L’idéaliste (The rainmaker, Francis Ford Coppola, 1997)

Un avocat fraîchement émoulu défend un jeune leucémique contre son assurance-santé.

Élégance cinémascopée du découpage, luxueuse distribution de seconds rôles qui s’étend de Roy Scheider à Teresa Wright, musique somptueuse de Elmer Bernstein (qui par endroits frise le pompiérisme), parfaite adéquation de Matt Damon au rôle-titre, humour bien dosé, montage alterné et voix-off qui dynamisent la narration… Avec toute la maîtrise dont il est capable, Francis Ford Coppola revitalise le genre bien américain du procès de David contre Goliath sans, contrairement au simpliste Tucker, sacrifier la dialectique: pour que la démocratie fonctionne, l’exercice du droit nécessite beaux sentiments mais aussi maîtrise pragmatique. Une réserve: l’arc narratif de la jeune fille battue par son mari est inabouti et conventionnel; le récit aurait gagné en concision s’il avait été escamoté.

Nymphomaniac I & II (Lars Von Trier, 2013)

Une nymphomane raconte sa vie à un vieux professeur.

Le large étalage de références culturelles, les coquetteries formelles d’un goût douteux et les très faciles séquences-chocs témoignent d’une roublardise certaine mais force est de constater que la construction épisodique est assez prenante, d’un romanesque à la Diderot. Certains segments -la visite de la mère trompée, la relation avec la jeune basketteuse, l’interrogatoire de Jean-Marc Barr- sont même brillants et concrétisent l’ambition de leur auteur de « montrer la vérité sans fard », au-delà de ses provocations de petit malin. L’ironie perpétuelle, traduite par des plans grotesques, montre que l’auteur n’est pas dupe de son salmigondis intello-porno mais cette ironie est aussi ce qui empêche l’oeuvre d’acquérir la profondeur à laquelle, traitant de thèmes majuscules pendant plus de cinq heures, elle aurait pu et du prétendre. Tout ça paraît finalement assez vain.

Welcome to New-York (Abel Ferrara, 2014)

Le chef d’une grande institution internationale se fait inculper pour le viol d’une femme de chambre.

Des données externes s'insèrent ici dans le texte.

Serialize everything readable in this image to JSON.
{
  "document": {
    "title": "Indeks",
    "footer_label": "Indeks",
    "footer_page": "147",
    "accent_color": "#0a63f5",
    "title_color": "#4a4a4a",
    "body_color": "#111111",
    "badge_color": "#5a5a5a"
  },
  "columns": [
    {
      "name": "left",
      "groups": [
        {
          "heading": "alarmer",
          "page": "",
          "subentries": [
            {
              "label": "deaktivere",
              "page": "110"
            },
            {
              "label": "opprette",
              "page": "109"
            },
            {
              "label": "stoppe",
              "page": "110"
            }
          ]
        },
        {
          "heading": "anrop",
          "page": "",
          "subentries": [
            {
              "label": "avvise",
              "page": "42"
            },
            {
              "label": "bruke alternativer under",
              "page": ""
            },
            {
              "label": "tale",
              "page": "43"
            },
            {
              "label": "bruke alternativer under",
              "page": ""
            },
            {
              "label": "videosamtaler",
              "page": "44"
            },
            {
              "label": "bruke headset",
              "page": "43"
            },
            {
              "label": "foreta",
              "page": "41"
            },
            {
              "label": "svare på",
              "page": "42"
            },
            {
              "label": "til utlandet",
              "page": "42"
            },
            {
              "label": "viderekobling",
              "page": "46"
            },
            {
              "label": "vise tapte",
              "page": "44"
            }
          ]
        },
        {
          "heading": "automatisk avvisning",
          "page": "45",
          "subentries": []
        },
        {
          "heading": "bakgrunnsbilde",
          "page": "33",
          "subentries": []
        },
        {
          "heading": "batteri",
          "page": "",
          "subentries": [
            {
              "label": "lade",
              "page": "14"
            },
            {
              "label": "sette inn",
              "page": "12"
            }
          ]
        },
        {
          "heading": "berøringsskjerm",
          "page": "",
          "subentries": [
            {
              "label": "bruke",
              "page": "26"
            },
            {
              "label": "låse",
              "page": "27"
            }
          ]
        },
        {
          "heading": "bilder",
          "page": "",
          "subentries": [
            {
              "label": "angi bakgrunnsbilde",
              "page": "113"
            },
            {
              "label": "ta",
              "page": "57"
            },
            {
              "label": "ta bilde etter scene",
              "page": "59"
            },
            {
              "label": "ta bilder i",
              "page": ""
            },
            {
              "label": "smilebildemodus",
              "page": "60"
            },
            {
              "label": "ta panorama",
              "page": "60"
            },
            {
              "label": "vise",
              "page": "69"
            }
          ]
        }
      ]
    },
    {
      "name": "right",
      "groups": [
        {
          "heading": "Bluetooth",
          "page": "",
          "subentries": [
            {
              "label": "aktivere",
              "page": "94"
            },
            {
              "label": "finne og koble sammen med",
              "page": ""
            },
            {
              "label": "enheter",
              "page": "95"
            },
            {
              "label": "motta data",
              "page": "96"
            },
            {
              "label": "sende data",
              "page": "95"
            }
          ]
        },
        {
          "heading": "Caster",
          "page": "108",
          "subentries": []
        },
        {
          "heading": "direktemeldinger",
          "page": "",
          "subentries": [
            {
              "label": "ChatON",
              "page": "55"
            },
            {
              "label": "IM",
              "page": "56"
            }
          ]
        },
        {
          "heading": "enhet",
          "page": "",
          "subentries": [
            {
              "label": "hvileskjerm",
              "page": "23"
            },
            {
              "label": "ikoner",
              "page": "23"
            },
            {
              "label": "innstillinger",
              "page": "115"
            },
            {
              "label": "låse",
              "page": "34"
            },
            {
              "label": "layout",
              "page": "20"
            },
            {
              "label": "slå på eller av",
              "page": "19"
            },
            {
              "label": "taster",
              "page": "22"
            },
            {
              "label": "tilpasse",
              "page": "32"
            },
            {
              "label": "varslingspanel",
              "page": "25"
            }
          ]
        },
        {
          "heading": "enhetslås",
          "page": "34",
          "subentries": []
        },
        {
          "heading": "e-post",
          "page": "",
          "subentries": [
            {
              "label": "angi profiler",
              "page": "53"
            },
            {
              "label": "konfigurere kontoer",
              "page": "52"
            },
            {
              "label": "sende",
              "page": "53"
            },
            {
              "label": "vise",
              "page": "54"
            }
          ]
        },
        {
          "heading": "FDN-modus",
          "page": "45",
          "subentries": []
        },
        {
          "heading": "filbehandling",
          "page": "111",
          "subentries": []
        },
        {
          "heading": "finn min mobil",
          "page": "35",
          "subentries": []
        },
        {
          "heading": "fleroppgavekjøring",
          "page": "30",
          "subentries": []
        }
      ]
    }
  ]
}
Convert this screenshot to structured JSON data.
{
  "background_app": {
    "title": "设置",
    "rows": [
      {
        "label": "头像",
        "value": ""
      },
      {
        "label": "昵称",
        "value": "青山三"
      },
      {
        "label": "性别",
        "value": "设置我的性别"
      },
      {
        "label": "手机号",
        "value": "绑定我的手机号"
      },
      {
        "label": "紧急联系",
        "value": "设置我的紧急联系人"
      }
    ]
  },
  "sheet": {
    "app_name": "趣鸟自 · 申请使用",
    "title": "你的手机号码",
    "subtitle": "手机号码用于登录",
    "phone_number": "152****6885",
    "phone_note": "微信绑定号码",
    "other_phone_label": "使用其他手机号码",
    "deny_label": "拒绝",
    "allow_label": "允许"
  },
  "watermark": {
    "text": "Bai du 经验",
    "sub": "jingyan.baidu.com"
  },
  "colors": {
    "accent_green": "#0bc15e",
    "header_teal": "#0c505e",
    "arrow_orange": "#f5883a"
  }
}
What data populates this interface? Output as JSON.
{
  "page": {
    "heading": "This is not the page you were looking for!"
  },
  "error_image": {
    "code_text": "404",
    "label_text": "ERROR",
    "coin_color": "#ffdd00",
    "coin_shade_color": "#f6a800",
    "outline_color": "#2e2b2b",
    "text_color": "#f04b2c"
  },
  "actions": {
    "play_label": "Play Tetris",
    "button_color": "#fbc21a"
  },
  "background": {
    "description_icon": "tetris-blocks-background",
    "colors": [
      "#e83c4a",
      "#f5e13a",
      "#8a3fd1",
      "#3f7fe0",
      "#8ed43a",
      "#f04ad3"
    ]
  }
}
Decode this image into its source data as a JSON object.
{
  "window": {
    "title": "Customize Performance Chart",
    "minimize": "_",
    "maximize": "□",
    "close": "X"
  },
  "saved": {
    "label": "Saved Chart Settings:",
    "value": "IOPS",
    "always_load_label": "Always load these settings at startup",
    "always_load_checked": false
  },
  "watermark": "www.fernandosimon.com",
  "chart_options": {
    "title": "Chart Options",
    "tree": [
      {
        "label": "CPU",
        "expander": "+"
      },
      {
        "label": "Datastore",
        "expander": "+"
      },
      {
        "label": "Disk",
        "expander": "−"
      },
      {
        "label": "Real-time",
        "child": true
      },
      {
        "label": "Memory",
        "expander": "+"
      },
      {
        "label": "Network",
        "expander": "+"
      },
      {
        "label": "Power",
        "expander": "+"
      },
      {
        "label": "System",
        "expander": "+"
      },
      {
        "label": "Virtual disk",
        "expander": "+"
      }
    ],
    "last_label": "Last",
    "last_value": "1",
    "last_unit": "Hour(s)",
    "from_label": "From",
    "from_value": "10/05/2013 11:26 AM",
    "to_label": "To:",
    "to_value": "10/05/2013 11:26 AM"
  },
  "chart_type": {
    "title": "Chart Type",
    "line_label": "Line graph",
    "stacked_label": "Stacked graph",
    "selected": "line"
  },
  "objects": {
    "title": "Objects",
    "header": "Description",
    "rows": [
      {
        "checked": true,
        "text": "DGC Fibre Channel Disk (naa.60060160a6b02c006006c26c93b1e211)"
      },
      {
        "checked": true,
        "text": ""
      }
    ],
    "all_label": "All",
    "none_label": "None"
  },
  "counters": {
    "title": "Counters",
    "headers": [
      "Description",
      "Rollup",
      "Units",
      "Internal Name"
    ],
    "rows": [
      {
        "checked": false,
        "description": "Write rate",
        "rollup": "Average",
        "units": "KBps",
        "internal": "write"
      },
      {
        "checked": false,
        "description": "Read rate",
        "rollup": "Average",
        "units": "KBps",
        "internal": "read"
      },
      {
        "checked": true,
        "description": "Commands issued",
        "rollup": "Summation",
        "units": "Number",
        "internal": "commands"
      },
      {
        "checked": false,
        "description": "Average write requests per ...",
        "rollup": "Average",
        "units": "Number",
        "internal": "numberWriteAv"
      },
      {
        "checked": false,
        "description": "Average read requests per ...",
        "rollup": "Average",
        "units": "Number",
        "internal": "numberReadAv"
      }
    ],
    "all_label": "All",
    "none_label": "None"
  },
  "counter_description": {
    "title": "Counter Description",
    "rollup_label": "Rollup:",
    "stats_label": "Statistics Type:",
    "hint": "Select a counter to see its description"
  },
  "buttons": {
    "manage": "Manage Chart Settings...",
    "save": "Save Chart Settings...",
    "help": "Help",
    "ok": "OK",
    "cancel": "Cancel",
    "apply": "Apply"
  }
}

Cela commence comme un tableau grotesque des abus engendrés par la toute-puissance et ça se termine comme une réflexion catholique façon Bernanos où le double fictionnel de Strauss-Kahn s’avère la proie de Satan. Ce qui demeure le plus intéressant cinématographiquement parlant, c’est l’utilisation du corps de Depardieu, tantôt dominant (les longues orgies où il est un pur consommateur sexuel), tantôt dominé (les séquences de fouilles, non moins longues). Le sexe est filmé dans un parfait équilibre entre séduction et distance grâce au clair-obscur et aux grognements de Depardieu. Cependant, l’écriture pèche; les dialogues sont pauvres, tout ce qui a trait aux ambitions de la belle-famille n’est pas assez bien développé et les deux heures de projection ne sont finalement pas justifiés tant la matière narrative demeure faible. « DSK+Ferrara+Depardieu », cela demeure un coup plus qu’un film.

 

 

La 25ème heure (Spike Lee, 2002)

Les dernières 24 heures en liberté d’un dealer new-yorkais avant qu’il ne purge sa peine de sept ans de prison.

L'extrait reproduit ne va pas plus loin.